[Bug c/85676] New: Obsolete function declarations should have warnings by default
david at westcontrol dot com
gcc-bugzilla@gcc.gnu.org
Mon May 7 11:09:00 GMT 2018
https://gcc.gnu.org/bugzilla/show_bug.cgi?id=85676
Bug ID: 85676
Summary: Obsolete function declarations should have warnings by
default
Product: gcc
Version: unknown
Status: UNCONFIRMED
Severity: normal
Priority: P3
Component: c
Assignee: unassigned at gcc dot gnu.org
Reporter: david at westcontrol dot com
Target Milestone: ---
There are a number of features of C that are still legal code even in C11, but
have been obsolete for many generations of C because they are unnecessary and
have a high risk of errors. gcc has to be able to support old code, but it is
perfectly valid to give warnings on such old code.

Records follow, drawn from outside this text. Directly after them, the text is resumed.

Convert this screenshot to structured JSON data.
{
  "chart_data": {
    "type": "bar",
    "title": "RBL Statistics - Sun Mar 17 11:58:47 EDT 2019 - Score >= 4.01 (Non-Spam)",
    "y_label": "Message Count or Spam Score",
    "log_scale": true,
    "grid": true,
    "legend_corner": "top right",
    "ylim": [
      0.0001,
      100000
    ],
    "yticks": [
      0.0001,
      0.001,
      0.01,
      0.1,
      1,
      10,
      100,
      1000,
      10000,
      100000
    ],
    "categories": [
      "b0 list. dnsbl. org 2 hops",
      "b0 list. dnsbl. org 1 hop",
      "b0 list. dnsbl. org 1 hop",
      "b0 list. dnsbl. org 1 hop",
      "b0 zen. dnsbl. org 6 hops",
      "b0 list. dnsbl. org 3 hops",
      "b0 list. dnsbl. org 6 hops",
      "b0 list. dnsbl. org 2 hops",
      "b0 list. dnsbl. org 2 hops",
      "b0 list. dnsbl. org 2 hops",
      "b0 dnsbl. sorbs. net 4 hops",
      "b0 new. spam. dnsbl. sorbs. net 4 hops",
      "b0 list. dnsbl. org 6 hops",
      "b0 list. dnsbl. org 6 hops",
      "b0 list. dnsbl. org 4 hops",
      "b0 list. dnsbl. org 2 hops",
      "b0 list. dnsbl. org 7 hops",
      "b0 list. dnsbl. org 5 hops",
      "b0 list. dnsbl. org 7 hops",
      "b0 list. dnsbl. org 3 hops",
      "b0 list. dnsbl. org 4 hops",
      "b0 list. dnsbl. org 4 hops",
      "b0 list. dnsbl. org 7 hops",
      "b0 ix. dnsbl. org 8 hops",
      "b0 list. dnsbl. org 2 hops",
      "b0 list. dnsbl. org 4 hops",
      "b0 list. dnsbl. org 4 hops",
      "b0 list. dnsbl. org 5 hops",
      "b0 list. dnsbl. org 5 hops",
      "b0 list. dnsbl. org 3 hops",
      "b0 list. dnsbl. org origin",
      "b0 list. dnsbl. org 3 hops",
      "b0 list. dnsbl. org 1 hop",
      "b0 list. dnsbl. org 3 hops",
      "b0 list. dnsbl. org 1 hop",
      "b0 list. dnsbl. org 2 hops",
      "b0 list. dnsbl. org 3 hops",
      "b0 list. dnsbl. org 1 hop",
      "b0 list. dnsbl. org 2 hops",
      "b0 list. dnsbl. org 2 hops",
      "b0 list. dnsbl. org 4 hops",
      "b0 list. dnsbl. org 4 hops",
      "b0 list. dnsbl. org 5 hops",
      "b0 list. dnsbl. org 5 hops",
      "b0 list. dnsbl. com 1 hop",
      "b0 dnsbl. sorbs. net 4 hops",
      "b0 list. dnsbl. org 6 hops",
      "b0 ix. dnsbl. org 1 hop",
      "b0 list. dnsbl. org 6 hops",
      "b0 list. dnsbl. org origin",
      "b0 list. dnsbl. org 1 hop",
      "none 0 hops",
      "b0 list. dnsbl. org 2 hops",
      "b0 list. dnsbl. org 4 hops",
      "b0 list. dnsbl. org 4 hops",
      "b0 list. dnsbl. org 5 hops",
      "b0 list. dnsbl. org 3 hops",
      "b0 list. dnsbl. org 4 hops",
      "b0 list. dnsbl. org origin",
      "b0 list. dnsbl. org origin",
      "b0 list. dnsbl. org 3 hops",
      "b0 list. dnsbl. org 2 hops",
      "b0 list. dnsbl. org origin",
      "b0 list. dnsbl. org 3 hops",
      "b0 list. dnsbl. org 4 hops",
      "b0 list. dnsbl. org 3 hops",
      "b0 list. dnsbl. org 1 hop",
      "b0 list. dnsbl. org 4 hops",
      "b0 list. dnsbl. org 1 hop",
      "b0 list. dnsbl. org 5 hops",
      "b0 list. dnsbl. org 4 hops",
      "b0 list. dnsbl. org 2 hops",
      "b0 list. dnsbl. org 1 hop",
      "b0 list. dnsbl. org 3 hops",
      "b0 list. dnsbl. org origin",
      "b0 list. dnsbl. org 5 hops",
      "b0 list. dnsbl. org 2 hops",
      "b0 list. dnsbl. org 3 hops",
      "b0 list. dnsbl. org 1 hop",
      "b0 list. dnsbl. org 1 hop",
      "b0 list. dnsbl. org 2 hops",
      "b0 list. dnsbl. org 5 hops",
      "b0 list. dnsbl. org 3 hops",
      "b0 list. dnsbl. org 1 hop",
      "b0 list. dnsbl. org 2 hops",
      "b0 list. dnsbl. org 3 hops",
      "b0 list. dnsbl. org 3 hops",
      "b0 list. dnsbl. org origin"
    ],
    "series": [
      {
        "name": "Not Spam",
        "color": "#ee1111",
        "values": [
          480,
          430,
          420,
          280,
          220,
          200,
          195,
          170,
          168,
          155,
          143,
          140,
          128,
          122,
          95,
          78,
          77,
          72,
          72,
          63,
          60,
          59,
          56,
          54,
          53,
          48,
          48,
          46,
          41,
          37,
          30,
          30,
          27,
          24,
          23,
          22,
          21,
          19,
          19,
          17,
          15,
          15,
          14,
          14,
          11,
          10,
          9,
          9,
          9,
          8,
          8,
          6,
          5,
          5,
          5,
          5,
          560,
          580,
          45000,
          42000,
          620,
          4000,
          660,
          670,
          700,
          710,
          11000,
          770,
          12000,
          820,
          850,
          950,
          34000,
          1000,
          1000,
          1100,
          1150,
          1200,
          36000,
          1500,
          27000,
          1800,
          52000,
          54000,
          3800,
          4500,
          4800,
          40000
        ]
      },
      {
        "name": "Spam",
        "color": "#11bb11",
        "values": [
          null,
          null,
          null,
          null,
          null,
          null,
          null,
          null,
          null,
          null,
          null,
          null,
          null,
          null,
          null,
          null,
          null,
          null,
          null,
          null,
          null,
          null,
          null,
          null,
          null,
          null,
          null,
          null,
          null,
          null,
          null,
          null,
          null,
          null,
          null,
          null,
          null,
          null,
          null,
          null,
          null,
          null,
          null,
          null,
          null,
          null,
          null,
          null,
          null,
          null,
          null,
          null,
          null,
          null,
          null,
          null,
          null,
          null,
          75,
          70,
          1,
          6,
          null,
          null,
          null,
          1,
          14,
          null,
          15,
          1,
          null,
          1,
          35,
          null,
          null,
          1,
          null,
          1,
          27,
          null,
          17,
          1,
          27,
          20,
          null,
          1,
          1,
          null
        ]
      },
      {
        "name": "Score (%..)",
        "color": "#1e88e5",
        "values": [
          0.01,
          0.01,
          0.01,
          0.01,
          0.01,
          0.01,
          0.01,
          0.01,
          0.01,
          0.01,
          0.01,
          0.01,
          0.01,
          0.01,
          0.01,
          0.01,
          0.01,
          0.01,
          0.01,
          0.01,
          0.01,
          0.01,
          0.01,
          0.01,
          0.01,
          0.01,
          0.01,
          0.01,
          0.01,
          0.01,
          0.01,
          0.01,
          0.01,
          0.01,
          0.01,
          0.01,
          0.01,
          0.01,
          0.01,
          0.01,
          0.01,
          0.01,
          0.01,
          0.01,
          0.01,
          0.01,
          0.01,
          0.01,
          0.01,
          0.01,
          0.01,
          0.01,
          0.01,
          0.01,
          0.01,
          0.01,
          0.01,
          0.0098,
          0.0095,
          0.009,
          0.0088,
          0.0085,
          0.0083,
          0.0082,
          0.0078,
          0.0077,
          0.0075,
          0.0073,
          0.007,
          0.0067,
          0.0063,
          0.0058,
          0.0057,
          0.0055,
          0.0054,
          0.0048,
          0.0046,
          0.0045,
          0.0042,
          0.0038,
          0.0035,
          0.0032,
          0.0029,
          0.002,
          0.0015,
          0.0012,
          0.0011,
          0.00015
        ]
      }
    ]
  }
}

A prime example is non-prototype function declarations, such as "void foo()".
This has been obsolete since C89, almost 30 years ago, yet if you have:
// a.c
void foo();
gcc -std=c11 -Wall -Wextra -pedantic -c a.c
it compiles without warning. You need "-Wstrict-prototypes" to get a warning.
Surely this warning ought to be part of -Wall, or enabled by default when a C11
or C99 standard is chosen?
The same applies to K&R style function definitions.